Last year the war-brides passenger lists were published and I discovered that my mother was due to travel at a time when I hadn't yet been born, when I was just a ten-week embryo. This meant (given that there was a gap between his return to the US and my mother's allocated voyage) that I had been sort of a parting gift from my father. My mother had cold feet about travelling so far (I think she may have harboured fantasies that if she held out long enough he would return to this country) and missed the two alternative voyage allocations which were for the following two months.


My mother died some time ago, and I have had no contact with my father: he is still alive (in his eighties now) and I did write but for whatever reason received no reply. So there is now no way of knowing what happened. I know my grandmother had been ill at the time my mother was due to travel. The fact she would just have discovered she was pregnant I'm sure was also a factor; at the time, too, stories were coming back of women discovering their husbands lived in remote backwaters with few facilities (in fact most GI brides were infinitely better off than they would have been in this country, but as always the newspapers reported only the worst cases.

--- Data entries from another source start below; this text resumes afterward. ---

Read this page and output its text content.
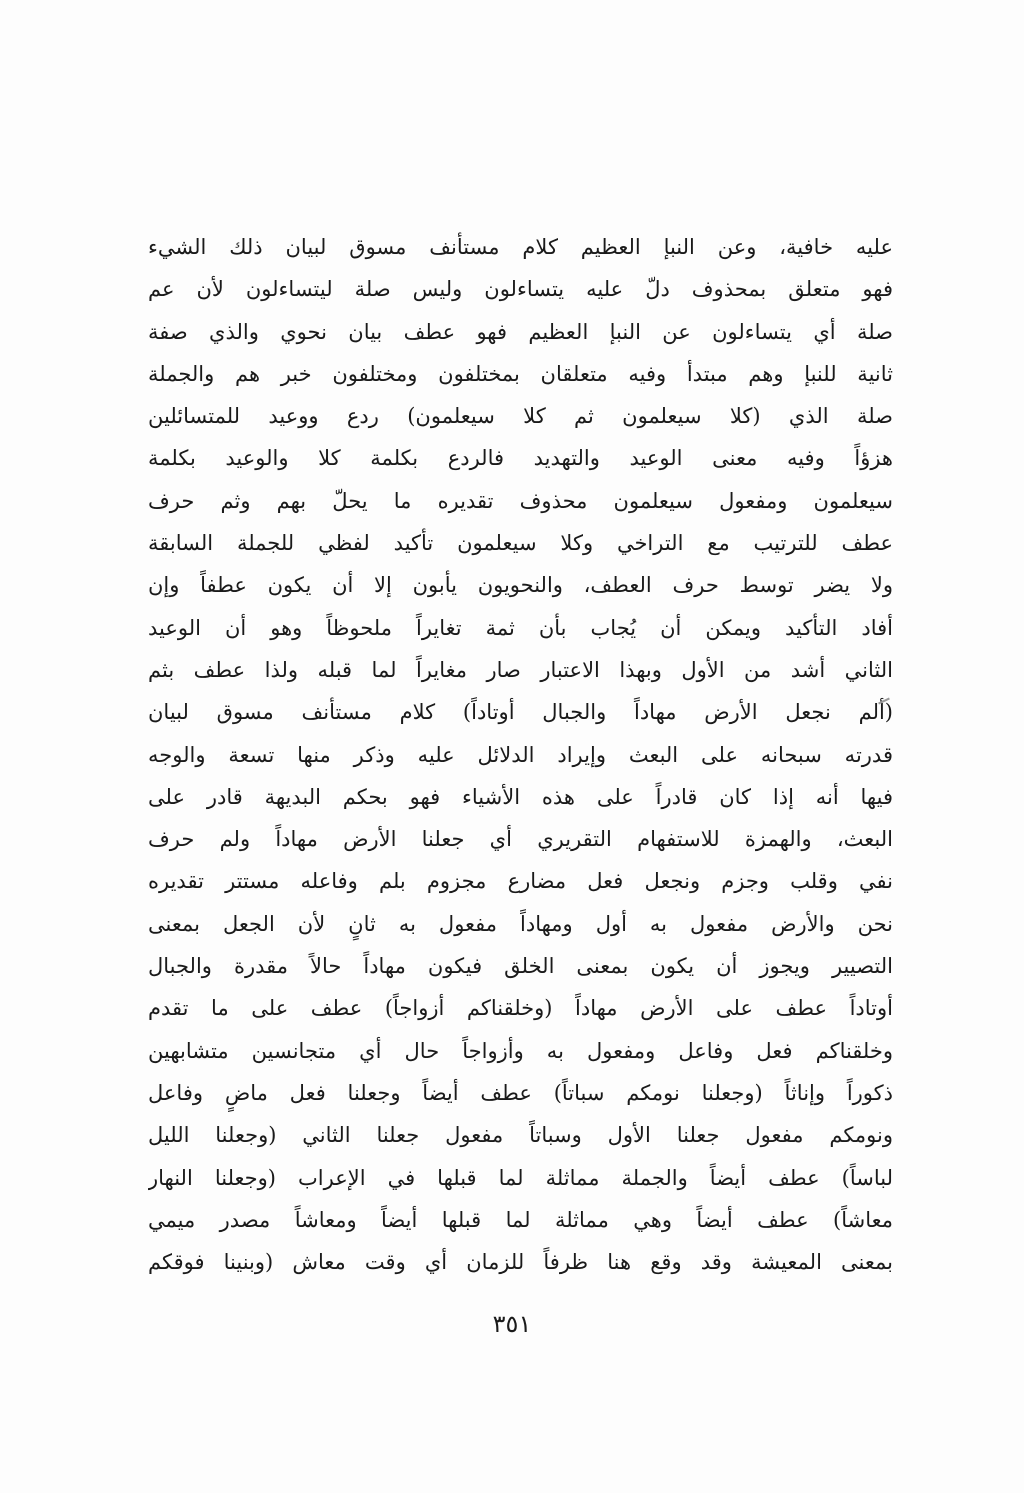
عليه خافية، وعن النبإ العظيم كلام مستأنف مسوق لبيان ذلك الشيء
فهو متعلق بمحذوف دلّ عليه يتساءلون وليس صلة ليتساءلون لأن عم
صلة أي يتساءلون عن النبإ العظيم فهو عطف بيان نحوي والذي صفة
ثانية للنبإ وهم مبتدأ وفيه متعلقان بمختلفون ومختلفون خبر هم والجملة
صلة الذي (كلا سيعلمون ثم كلا سيعلمون) ردع ووعيد للمتسائلين
هزؤاً وفيه معنى الوعيد والتهديد فالردع بكلمة كلا والوعيد بكلمة
سيعلمون ومفعول سيعلمون محذوف تقديره ما يحلّ بهم وثم حرف
عطف للترتيب مع التراخي وكلا سيعلمون تأكيد لفظي للجملة السابقة
ولا يضر توسط حرف العطف، والنحويون يأبون إلا أن يكون عطفاً وإن
أفاد التأكيد ويمكن أن يُجاب بأن ثمة تغايراً ملحوظاً وهو أن الوعيد
الثاني أشد من الأول وبهذا الاعتبار صار مغايراً لما قبله ولذا عطف بثم
(ألم نجعل الأرض مهاداً والجبال أوتاداً) كلام مستأنف مسوق لبيان
قدرته سبحانه على البعث وإيراد الدلائل عليه وذكر منها تسعة والوجه
فيها أنه إذا كان قادراً على هذه الأشياء فهو بحكم البديهة قادر على
البعث، والهمزة للاستفهام التقريري أي جعلنا الأرض مهاداً ولم حرف
نفي وقلب وجزم ونجعل فعل مضارع مجزوم بلم وفاعله مستتر تقديره
نحن والأرض مفعول به أول ومهاداً مفعول به ثانٍ لأن الجعل بمعنى
التصيير ويجوز أن يكون بمعنى الخلق فيكون مهاداً حالاً مقدرة والجبال
أوتاداً عطف على الأرض مهاداً (وخلقناكم أزواجاً) عطف على ما تقدم
وخلقناكم فعل وفاعل ومفعول به وأزواجاً حال أي متجانسين متشابهين
ذكوراً وإناثاً (وجعلنا نومكم سباتاً) عطف أيضاً وجعلنا فعل ماضٍ وفاعل
ونومكم مفعول جعلنا الأول وسباتاً مفعول جعلنا الثاني (وجعلنا الليل
لباساً) عطف أيضاً والجملة مماثلة لما قبلها في الإعراب (وجعلنا النهار
معاشاً) عطف أيضاً وهي مماثلة لما قبلها أيضاً ومعاشاً مصدر ميمي
بمعنى المعيشة وقد وقع هنا ظرفاً للزمان أي وقت معاش (وبنينا فوقكم
٣٥١
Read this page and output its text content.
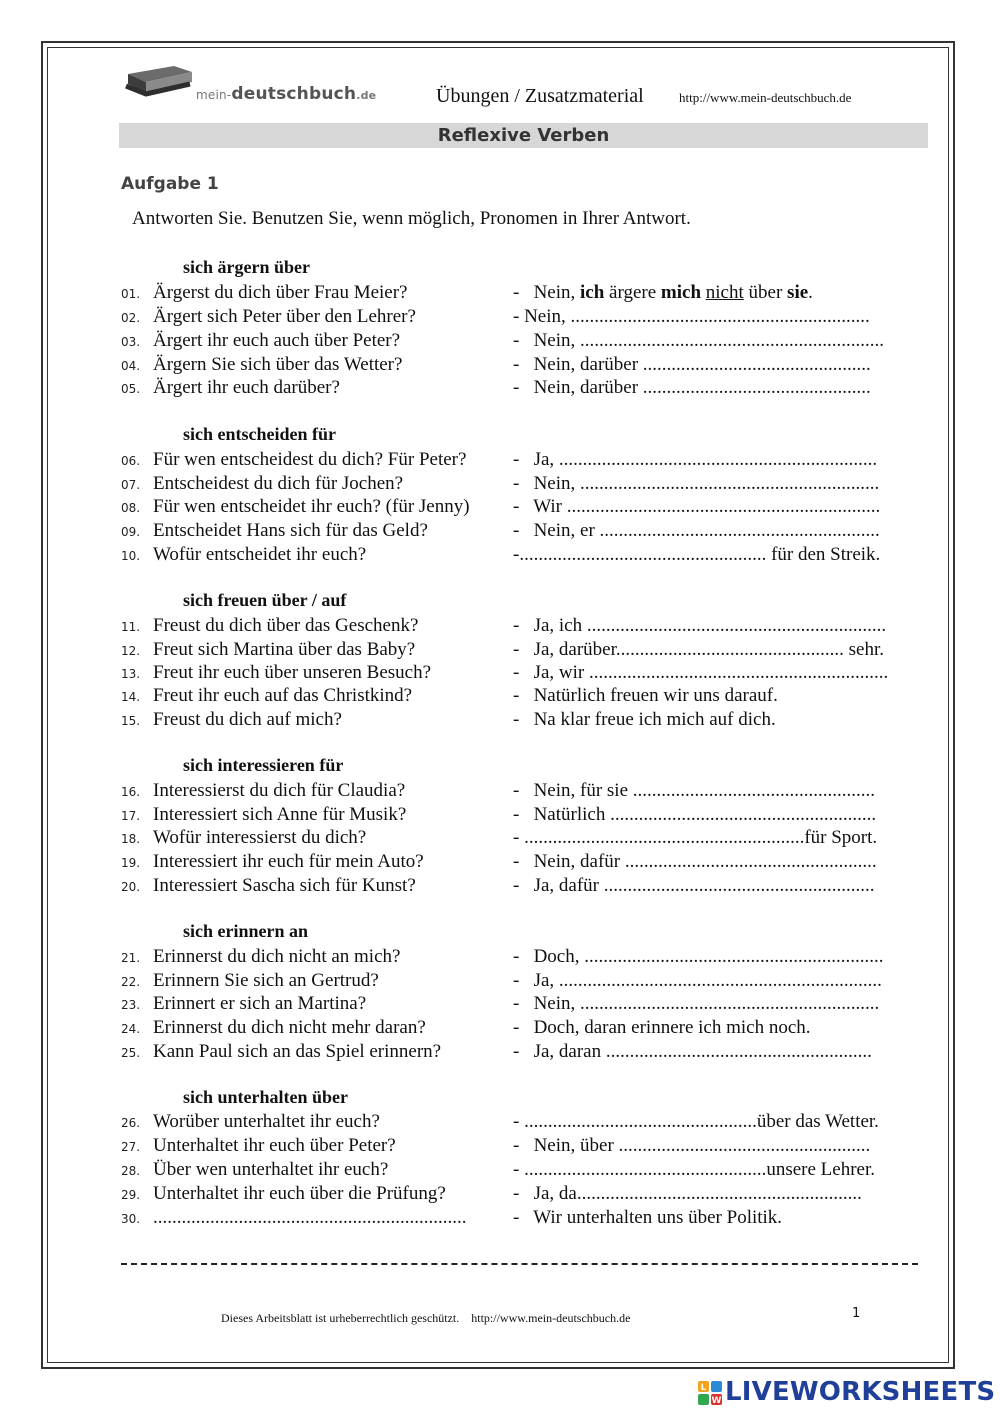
mein-deutschbuch.de	Übungen / Zusatzmaterial	http://www.mein-deutschbuch.de
Reflexive Verben
Aufgabe 1
Antworten Sie. Benutzen Sie, wenn möglich, Pronomen in Ihrer Antwort.
sich ärgern über
01. Ärgerst du dich über Frau Meier?	- Nein, ich ärgere mich nicht über sie.
02. Ärgert sich Peter über den Lehrer?	- Nein, ...............................................................
03. Ärgert ihr euch auch über Peter?	-   Nein, ................................................................
04. Ärgern Sie sich über das Wetter?	-   Nein, darüber ................................................
05. Ärgert ihr euch darüber?	-   Nein, darüber ................................................
sich entscheiden für
06. Für wen entscheidest du dich? Für Peter? -   Ja, ...................................................................
07. Entscheidest du dich für Jochen?	-   Nein, ...............................................................
08. Für wen entscheidet ihr euch? (für Jenny) -   Wir ..................................................................
09. Entscheidet Hans sich für das Geld?	-   Nein, er ...........................................................
10. Wofür entscheidet ihr euch?	-.................................................... für den Streik.
sich freuen über / auf
11. Freust du dich über das Geschenk?	-   Ja, ich ...............................................................
12. Freut sich Martina über das Baby?	-   Ja, darüber................................................ sehr.
13. Freut ihr euch über unseren Besuch?	-   Ja, wir ...............................................................
14. Freut ihr euch auf das Christkind?	-   Natürlich freuen wir uns darauf.
15. Freust du dich auf mich?	-   Na klar freue ich mich auf dich.
sich interessieren für
16. Interessierst du dich für Claudia?	-   Nein, für sie ...................................................
17. Interessiert sich Anne für Musik?	-   Natürlich ........................................................
18. Wofür interessierst du dich?	- ...........................................................für Sport.
19. Interessiert ihr euch für mein Auto?	-   Nein, dafür .....................................................
20. Interessiert Sascha sich für Kunst?	-   Ja, dafür .........................................................
sich erinnern an
21. Erinnerst du dich nicht an mich?	-   Doch, ...............................................................
22. Erinnern Sie sich an Gertrud?	-   Ja, ....................................................................
23. Erinnert er sich an Martina?	-   Nein, ...............................................................
24. Erinnerst du dich nicht mehr daran?	-   Doch, daran erinnere ich mich noch.
25. Kann Paul sich an das Spiel erinnern?	-   Ja, daran ........................................................
sich unterhalten über
26. Worüber unterhaltet ihr euch?	- .................................................über das Wetter.
27. Unterhaltet ihr euch über Peter?	-   Nein, über .....................................................
28. Über wen unterhaltet ihr euch?	- ...................................................unsere Lehrer.
29. Unterhaltet ihr euch über die Prüfung?	-   Ja, da............................................................
30. .................................................................. -   Wir unterhalten uns über Politik.
Dieses Arbeitsblatt ist urheberrechtlich geschützt.    http://www.mein-deutschbuch.de	1
L
W LIVEWORKSHEETS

At first I was angry with my mum, but on reflection realised she had not misled me - I had misled myself if anything. I assume the man in uniform was my uncle as I know from her that he had been involved in buying the tricycle and the distortion of memory did the rest. The angry child had her day but then became a rational adult again! At the time they were both in their early 20s, on their own away from home and the close-knit communities they had grown up in and that helped it become easy to understand how things happened and move on.
The quilt above is about the distorted memories - the faces kissing and parting, the war-babies born; the transparent fabrics (synthetic organzas) represent the way memories shift, change, and are sometimes difficult to grab hold of.
Sorry about the long post - this is the first time I have made something as personal as this!